Могла ли жизнь пойти чуть-чуть иначе?
Поиск старых фотографий занимает некоторое время — в альбоме их нет. Николаю Прокопьевичу приходится достать стремянку и установить ее возле платяного шкафа. Юлия Степановна, решительно отказавшись от помощи супруга, тяжело поднимается к антресолям -ступенька за ступенькой. Единственное, на что он решается, незаметно, даже не касаясь своей рукой ее бедер, подстраховывать.
Но вот из-за стопок постельного белья на свет извлекается желтый полотняный мешочек, зашитый красными нитками. «Я умирать собралась. Вот, готовлюсь: складываю то, что может понадобиться, -будничным тоном объясняет Юлия Степановна. — Дед-то мой покрепче будет».

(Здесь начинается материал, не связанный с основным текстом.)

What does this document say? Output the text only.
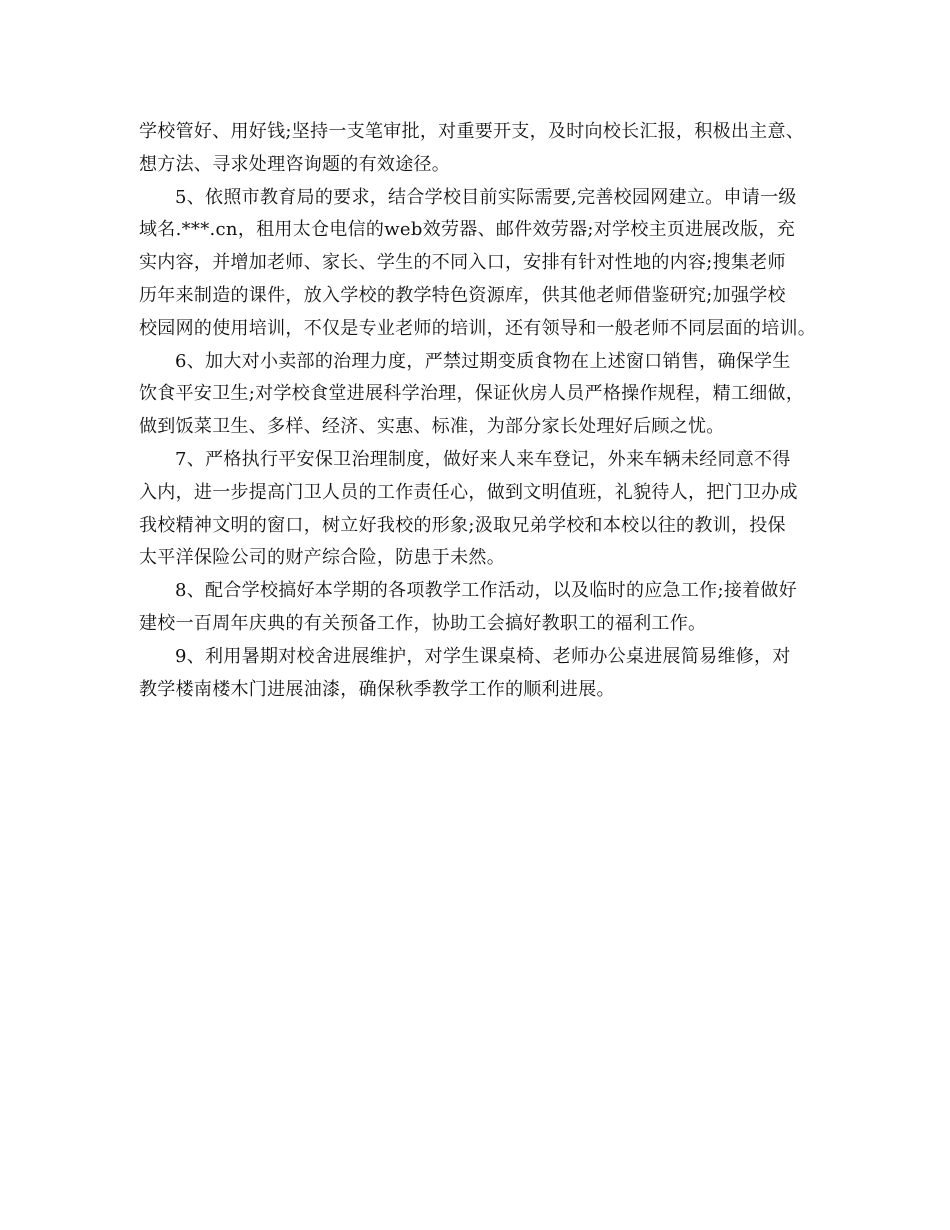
学校管好、用好钱;坚持一支笔审批，对重要开支，及时向校长汇报，积极出主意、
想方法、寻求处理咨询题的有效途径。
5、依照市教育局的要求，结合学校目前实际需要,完善校园网建立。申请一级
域名.***.cn，租用太仓电信的web效劳器、邮件效劳器;对学校主页进展改版，充
实内容，并增加老师、家长、学生的不同入口，安排有针对性地的内容;搜集老师
历年来制造的课件，放入学校的教学特色资源库，供其他老师借鉴研究;加强学校
校园网的使用培训，不仅是专业老师的培训，还有领导和一般老师不同层面的培训。
6、加大对小卖部的治理力度，严禁过期变质食物在上述窗口销售，确保学生
饮食平安卫生;对学校食堂进展科学治理，保证伙房人员严格操作规程，精工细做，
做到饭菜卫生、多样、经济、实惠、标准，为部分家长处理好后顾之忧。
7、严格执行平安保卫治理制度，做好来人来车登记，外来车辆未经同意不得
入内，进一步提高门卫人员的工作责任心，做到文明值班，礼貌待人，把门卫办成
我校精神文明的窗口，树立好我校的形象;汲取兄弟学校和本校以往的教训，投保
太平洋保险公司的财产综合险，防患于未然。
8、配合学校搞好本学期的各项教学工作活动，以及临时的应急工作;接着做好
建校一百周年庆典的有关预备工作，协助工会搞好教职工的福利工作。
9、利用暑期对校舍进展维护，对学生课桌椅、老师办公桌进展简易维修，对
教学楼南楼木门进展油漆，确保秋季教学工作的顺利进展。
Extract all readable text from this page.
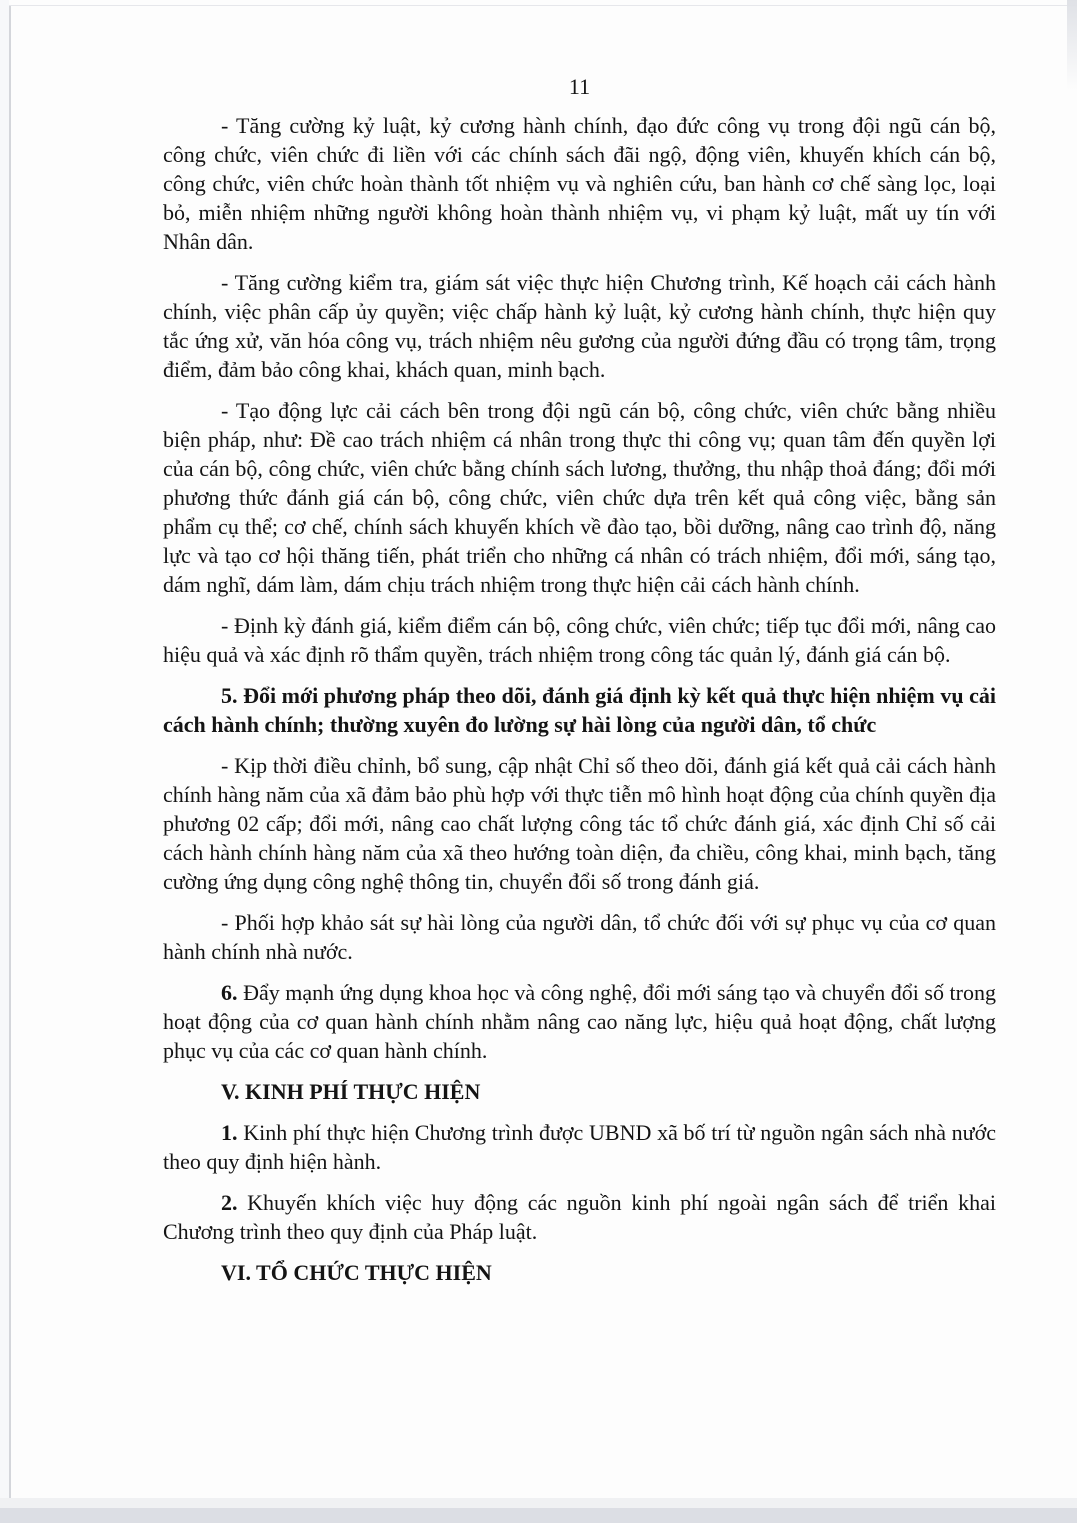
11

- Tăng cường kỷ luật, kỷ cương hành chính, đạo đức công vụ trong đội ngũ cán bộ, công chức, viên chức đi liền với các chính sách đãi ngộ, động viên, khuyến khích cán bộ, công chức, viên chức hoàn thành tốt nhiệm vụ và nghiên cứu, ban hành cơ chế sàng lọc, loại bỏ, miễn nhiệm những người không hoàn thành nhiệm vụ, vi phạm kỷ luật, mất uy tín với Nhân dân.

- Tăng cường kiểm tra, giám sát việc thực hiện Chương trình, Kế hoạch cải cách hành chính, việc phân cấp ủy quyền; việc chấp hành kỷ luật, kỷ cương hành chính, thực hiện quy tắc ứng xử, văn hóa công vụ, trách nhiệm nêu gương của người đứng đầu có trọng tâm, trọng điểm, đảm bảo công khai, khách quan, minh bạch.

- Tạo động lực cải cách bên trong đội ngũ cán bộ, công chức, viên chức bằng nhiều biện pháp, như: Đề cao trách nhiệm cá nhân trong thực thi công vụ; quan tâm đến quyền lợi của cán bộ, công chức, viên chức bằng chính sách lương, thưởng, thu nhập thoả đáng; đổi mới phương thức đánh giá cán bộ, công chức, viên chức dựa trên kết quả công việc, bằng sản phẩm cụ thể; cơ chế, chính sách khuyến khích về đào tạo, bồi dưỡng, nâng cao trình độ, năng lực và tạo cơ hội thăng tiến, phát triển cho những cá nhân có trách nhiệm, đổi mới, sáng tạo, dám nghĩ, dám làm, dám chịu trách nhiệm trong thực hiện cải cách hành chính.

- Định kỳ đánh giá, kiểm điểm cán bộ, công chức, viên chức; tiếp tục đổi mới, nâng cao hiệu quả và xác định rõ thẩm quyền, trách nhiệm trong công tác quản lý, đánh giá cán bộ.

5. Đổi mới phương pháp theo dõi, đánh giá định kỳ kết quả thực hiện nhiệm vụ cải cách hành chính; thường xuyên đo lường sự hài lòng của người dân, tổ chức

- Kịp thời điều chỉnh, bổ sung, cập nhật Chỉ số theo dõi, đánh giá kết quả cải cách hành chính hàng năm của xã đảm bảo phù hợp với thực tiễn mô hình hoạt động của chính quyền địa phương 02 cấp; đổi mới, nâng cao chất lượng công tác tổ chức đánh giá, xác định Chỉ số cải cách hành chính hàng năm của xã theo hướng toàn diện, đa chiều, công khai, minh bạch, tăng cường ứng dụng công nghệ thông tin, chuyển đổi số trong đánh giá.

- Phối hợp khảo sát sự hài lòng của người dân, tổ chức đối với sự phục vụ của cơ quan hành chính nhà nước.

6. Đẩy mạnh ứng dụng khoa học và công nghệ, đổi mới sáng tạo và chuyển đổi số trong hoạt động của cơ quan hành chính nhằm nâng cao năng lực, hiệu quả hoạt động, chất lượng phục vụ của các cơ quan hành chính.

V. KINH PHÍ THỰC HIỆN

1. Kinh phí thực hiện Chương trình được UBND xã bố trí từ nguồn ngân sách nhà nước theo quy định hiện hành.

2. Khuyến khích việc huy động các nguồn kinh phí ngoài ngân sách để triển khai Chương trình theo quy định của Pháp luật.

VI. TỔ CHỨC THỰC HIỆN
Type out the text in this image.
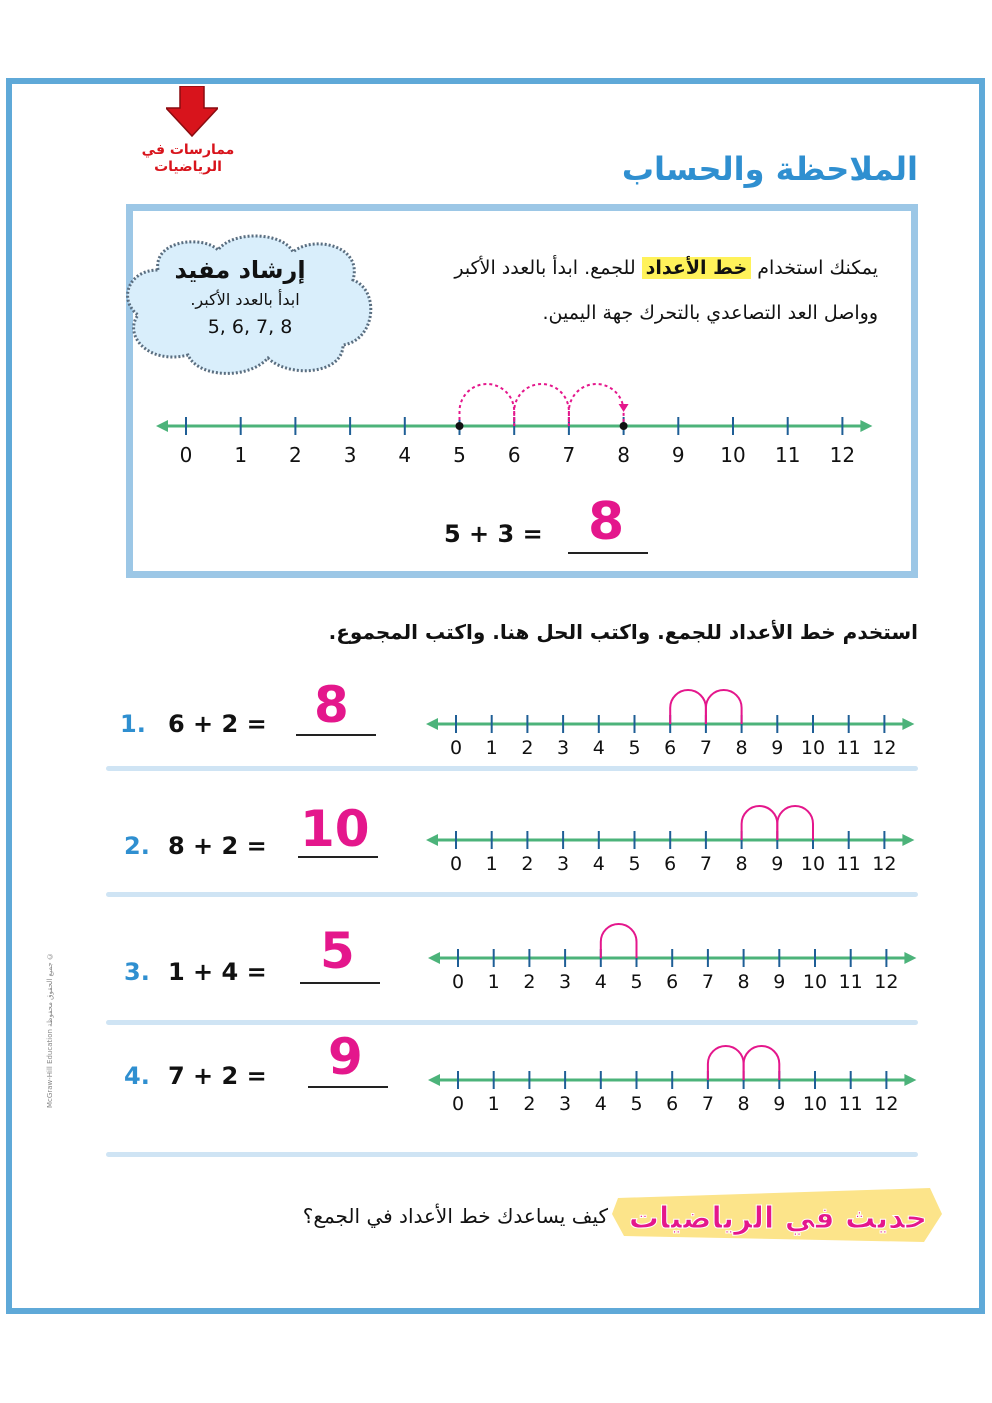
ممارسات في الرياضيات	الملاحظة والحساب
يمكنك استخدام خط الأعداد للجمع. ابدأ بالعدد الأكبر وواصل العد التصاعدي بالتحرك جهة اليمين.
إرشاد مفيد
ابدأ بالعدد الأكبر.
5, 6, 7, 8
0 1 2 3 4 5 6 7 8 9 10 11 12
5 + 3 = 8
استخدم خط الأعداد للجمع. واكتب الحل هنا. واكتب المجموع.
1. 6 + 2 = 8
0 1 2 3 4 5 6 7 8 9 10 11 12
2. 8 + 2 = 10
0 1 2 3 4 5 6 7 8 9 10 11 12
3. 1 + 4 = 5
0 1 2 3 4 5 6 7 8 9 10 11 12
4. 7 + 2 = 9
0 1 2 3 4 5 6 7 8 9 10 11 12
حديث في الرياضيات
كيف يساعدك خط الأعداد في الجمع؟
McGraw-Hill Education جميع الحقوق محفوظة ©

В мешочке пряди женских волос: темные, густо перемежаемые сединой. И несколько старых, но хорошо сохранившихся фотоснимков. В том числе, очень маленькая карточка, на которой мать Юлии Степановны — это единственное сохранившееся изображение. И карточка побольше: светлая лицом молодая девушка в окружении лесной зелени. «Знаете, я ведь даже не помню, сколько мне было, когда меня первый раз фотографировали, — печально вздыхает женщина. — Тогда фотографов в деревне не было… Но точно меньше двадцати лет. Я жила в Кировской области.»
Воспоминания участницы трудового фронта Юлии Гребенкиной
… Я жила в деревне Дымово Богородского района Кировской области. Говорят, теперь той деревни нет. Только березы листьями колышут. И в окрестностях не пашут, не сеют. А чем тогда живут? Не знаю.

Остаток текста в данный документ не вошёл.